Since Terrett and Tyner’s teams started working together, officers reported finding an illegal gun in every 26 cars, compared to the previous one in 144. And, fewer vehicles are getting taken. Over the last 15 months, the number of vehicles reported stolen is down by 50%, police said.

Previous attempts to address the stolen vehicle problem were met with accusations of racial profiling. Terrett, however, said he knew, “If we analyzed, at a data level, elements that we’re seeing on stolen vehicles, we could see patterns. And we can use the data to cut through bias and to understand exactly what a stolen car looks like, whereby we can increase our probability of success.”

He wanted to find someone local who could help analyze information gathered on traffic stops and increase law enforcement efficiency.

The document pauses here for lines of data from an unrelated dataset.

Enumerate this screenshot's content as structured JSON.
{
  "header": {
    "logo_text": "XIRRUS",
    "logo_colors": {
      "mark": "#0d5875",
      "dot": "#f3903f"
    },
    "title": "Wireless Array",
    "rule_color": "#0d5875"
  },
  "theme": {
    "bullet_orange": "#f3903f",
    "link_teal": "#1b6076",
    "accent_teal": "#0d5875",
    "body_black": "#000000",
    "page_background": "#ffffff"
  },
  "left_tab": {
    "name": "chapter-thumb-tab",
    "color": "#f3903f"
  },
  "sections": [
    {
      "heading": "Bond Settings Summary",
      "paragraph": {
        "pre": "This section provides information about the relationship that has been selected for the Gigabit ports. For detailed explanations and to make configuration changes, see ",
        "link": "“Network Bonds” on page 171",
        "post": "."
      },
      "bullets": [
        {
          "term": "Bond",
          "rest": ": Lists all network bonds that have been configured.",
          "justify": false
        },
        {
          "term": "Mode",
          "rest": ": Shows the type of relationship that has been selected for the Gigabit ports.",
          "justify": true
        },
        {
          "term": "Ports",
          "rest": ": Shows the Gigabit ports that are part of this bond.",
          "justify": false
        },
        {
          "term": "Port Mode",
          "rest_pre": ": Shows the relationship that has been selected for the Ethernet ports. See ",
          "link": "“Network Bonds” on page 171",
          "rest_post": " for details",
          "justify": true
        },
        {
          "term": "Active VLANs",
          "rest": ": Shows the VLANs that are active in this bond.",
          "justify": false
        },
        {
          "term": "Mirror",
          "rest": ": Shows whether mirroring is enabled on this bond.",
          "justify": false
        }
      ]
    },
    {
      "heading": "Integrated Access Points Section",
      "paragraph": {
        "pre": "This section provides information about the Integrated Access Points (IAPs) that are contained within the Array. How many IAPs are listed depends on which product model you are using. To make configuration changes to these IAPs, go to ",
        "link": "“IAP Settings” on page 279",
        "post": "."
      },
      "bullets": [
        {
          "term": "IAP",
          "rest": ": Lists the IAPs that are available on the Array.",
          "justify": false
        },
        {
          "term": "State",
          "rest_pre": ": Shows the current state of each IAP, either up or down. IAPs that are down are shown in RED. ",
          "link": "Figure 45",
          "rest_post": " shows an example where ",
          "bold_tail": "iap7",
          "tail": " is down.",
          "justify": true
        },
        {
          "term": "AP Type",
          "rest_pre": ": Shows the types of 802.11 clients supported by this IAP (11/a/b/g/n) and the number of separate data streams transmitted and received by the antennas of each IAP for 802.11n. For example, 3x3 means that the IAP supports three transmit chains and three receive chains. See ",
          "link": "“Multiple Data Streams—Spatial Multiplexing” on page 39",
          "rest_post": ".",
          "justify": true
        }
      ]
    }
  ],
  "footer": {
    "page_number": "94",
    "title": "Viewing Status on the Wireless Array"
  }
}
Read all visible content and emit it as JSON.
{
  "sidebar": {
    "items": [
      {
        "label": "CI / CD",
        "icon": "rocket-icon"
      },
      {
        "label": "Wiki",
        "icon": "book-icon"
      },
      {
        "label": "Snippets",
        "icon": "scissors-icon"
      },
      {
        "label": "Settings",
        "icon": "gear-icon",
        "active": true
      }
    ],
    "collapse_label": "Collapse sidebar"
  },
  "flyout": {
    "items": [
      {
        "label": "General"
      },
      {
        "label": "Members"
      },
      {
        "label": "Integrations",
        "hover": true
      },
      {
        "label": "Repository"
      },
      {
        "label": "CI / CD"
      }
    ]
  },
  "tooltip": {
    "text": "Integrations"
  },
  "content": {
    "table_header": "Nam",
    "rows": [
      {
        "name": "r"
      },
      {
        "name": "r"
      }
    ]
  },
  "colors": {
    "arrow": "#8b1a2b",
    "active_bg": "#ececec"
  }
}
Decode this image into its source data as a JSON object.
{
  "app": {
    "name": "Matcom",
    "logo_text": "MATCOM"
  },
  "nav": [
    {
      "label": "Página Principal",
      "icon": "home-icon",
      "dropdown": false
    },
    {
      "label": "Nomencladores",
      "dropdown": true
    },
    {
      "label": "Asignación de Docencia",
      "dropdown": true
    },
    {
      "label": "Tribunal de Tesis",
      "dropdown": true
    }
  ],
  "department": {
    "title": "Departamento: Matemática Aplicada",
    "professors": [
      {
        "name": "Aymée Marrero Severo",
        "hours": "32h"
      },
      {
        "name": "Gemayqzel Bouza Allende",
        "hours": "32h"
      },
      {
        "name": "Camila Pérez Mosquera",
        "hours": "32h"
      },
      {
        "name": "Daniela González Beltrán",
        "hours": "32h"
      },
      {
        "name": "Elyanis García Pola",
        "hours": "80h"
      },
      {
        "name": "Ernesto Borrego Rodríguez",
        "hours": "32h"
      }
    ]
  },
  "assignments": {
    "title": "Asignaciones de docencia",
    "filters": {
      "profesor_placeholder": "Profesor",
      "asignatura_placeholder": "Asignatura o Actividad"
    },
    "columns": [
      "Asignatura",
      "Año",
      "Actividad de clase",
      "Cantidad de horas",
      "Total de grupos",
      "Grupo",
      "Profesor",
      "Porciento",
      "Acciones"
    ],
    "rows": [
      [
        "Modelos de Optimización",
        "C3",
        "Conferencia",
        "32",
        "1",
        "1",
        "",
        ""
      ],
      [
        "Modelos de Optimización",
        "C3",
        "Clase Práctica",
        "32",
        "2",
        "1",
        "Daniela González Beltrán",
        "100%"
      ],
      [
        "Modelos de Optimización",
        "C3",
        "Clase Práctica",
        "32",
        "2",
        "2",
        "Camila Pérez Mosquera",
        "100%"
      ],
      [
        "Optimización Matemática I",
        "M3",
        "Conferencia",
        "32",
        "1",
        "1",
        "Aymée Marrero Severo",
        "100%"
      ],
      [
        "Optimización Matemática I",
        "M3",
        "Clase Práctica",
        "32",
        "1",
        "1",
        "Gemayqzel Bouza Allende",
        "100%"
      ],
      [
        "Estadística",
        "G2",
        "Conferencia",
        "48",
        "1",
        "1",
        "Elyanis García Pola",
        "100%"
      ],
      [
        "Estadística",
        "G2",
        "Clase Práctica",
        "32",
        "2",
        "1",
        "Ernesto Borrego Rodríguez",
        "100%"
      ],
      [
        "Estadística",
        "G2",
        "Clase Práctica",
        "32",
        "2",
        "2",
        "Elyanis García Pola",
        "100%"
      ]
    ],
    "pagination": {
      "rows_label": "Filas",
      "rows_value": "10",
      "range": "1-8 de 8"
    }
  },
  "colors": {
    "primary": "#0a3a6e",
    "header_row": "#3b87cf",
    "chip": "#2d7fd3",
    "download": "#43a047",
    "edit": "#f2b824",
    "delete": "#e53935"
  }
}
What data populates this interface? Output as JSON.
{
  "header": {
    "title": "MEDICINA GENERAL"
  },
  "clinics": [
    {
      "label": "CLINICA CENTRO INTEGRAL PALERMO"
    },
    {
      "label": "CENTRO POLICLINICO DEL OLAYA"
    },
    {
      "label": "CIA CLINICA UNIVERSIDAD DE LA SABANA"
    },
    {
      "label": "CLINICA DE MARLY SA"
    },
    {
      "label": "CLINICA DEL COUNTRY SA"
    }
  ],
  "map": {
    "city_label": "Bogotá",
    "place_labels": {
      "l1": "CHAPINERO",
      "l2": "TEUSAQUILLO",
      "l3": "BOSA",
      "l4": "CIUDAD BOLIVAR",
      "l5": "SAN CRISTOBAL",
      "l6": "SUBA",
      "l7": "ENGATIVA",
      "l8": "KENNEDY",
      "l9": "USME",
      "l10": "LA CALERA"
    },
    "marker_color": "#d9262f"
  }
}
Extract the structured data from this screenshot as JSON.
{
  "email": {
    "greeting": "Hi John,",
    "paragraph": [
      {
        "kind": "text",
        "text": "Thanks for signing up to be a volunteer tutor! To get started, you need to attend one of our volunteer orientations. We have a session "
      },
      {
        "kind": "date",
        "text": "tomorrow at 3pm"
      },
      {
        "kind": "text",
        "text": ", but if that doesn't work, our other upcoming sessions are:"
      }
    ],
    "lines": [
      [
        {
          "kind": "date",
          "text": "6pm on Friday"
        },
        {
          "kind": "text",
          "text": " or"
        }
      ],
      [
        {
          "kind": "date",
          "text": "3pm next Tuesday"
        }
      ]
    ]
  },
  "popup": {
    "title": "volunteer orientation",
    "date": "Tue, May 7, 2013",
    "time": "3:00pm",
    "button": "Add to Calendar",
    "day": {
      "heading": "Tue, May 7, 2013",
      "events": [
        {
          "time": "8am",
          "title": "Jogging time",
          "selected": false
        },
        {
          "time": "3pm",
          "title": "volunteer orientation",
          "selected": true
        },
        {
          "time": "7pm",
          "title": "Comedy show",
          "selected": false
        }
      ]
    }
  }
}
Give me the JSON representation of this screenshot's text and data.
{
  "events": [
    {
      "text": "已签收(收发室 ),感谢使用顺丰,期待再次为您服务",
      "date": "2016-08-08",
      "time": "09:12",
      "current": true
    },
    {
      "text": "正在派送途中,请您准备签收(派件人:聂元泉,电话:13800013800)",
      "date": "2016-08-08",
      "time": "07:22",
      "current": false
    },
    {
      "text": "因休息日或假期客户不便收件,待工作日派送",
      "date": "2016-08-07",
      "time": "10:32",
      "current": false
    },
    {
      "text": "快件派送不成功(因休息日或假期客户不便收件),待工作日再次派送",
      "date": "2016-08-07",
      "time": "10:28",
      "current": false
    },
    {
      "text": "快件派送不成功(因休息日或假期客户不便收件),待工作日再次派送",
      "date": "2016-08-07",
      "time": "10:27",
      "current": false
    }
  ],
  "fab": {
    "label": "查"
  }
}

He said the list of characteristics, which he calls “enrichment factors,” is constantly changing,

“There was a time period when, if we heard a car with a catalytic converter cut off, which is loud, that was our number one enrichment factor at the time, that the vehicle was stolen,” he said.

However, he said new laws significantly reduced the number of catalytic converter thefts, so the data had to evolve. Tyner wasn’t surprised.

“Here, we have collected data on patients with Leukemia over the course of years, and we’ve had to change the way we approach the data. We’ve had to change the way we think about and analyze the data based on the evolving trends in cancer therapeutics,” Tyner said

Tyner’s team now meets quarterly with the Portland Police Bureau to assess and adjust their data. He sees a promising future for the project.

“I think the results that the PPB team has been able to deliver have been phenomenal, in terms of their ability to use the data, train their officers and to be much more precise and efficient with how they can identify stolen vehicles,” he said. “But also the trends of reduced stolen vehicles that are being seen here in Portland, which is a major contrast to what’s being seen nationwide.”

Portland Police recently received a three-year $800,000 Smart Policing grant from the U.S. Department of Justice to formalize the partnership with OHSU and continue their work analyzing the data. Police agencies from as far away as Wisconsin are now asking Portland to share its tactics.